Move from retrospective reporting to a forward-looking mindset
The true power of data is unlocked when organizations move their thinking beyond score-keeping and toward a forward-looking mindset. Data and analytics can be used to identify potential issues up front and decide on concrete actions. An energy retailer, for example, had poor credit-risk management that resulted in late payments and bad debt. By harnessing the available rich data, executives defined KPIs during the customer journey that enabled them to identify high-risk customers at every step, from acquisition to those that might make late payments. With this customer segmentation, they are now able to take corrective action, such as offering cash-back bonuses or installment-payment schemes, to lower the risk of late (or no) payments.
Key success factors
A data-driven, fact-based approach can help organizations achieve excellence in managing net working capital. To be successful, companies should focus on five factors:
Transparency is important for understanding which steps, entities, and individuals can maximize the impact of digital initiatives on net working capital. Since the efficient management of net working capital requires granular and detailed measures, adopting a data-driven, bottom-up perspective is critical.

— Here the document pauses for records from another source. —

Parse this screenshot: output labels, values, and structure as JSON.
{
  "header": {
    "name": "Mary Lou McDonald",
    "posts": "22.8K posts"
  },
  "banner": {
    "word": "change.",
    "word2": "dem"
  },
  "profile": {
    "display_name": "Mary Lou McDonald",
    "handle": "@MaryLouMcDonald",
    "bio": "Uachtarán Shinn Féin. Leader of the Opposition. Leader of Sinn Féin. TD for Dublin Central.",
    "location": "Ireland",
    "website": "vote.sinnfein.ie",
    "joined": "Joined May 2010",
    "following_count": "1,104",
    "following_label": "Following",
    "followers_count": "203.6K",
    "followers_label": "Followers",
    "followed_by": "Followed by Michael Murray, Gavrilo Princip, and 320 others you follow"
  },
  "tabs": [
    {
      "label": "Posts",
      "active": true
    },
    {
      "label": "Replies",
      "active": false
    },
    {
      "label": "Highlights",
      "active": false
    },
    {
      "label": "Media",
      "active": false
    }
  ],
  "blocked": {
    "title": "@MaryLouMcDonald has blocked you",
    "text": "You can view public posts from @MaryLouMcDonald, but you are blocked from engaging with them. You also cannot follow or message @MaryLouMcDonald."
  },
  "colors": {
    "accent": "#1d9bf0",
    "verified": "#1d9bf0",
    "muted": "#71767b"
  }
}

Companies must adopt a long-term perspective. Manually consolidating data is a cumbersome, inefficient, and imprecise effort. Setting up the data infrastructure in a way that allows for easy, real-time, and consolidated access is a critical step.
To sustain the change, it’s necessary to distinguish between signal and noise by setting up granular, measurable KPIs that are closely tracked and acted upon swiftly.
Carefully analyzing historical data can offer powerful insights on how to manage net working capital by preemptively addressing emerging issues.
Data and facts are meaningless without initiatives to promote cross-functional collaboration, create greater awareness of cash, and change the mindsets of individuals who ultimately drive the performance.
With these capabilities and mindsets in place, organizations can quickly implement a transparent, well-coordinated effort to improve net working capital.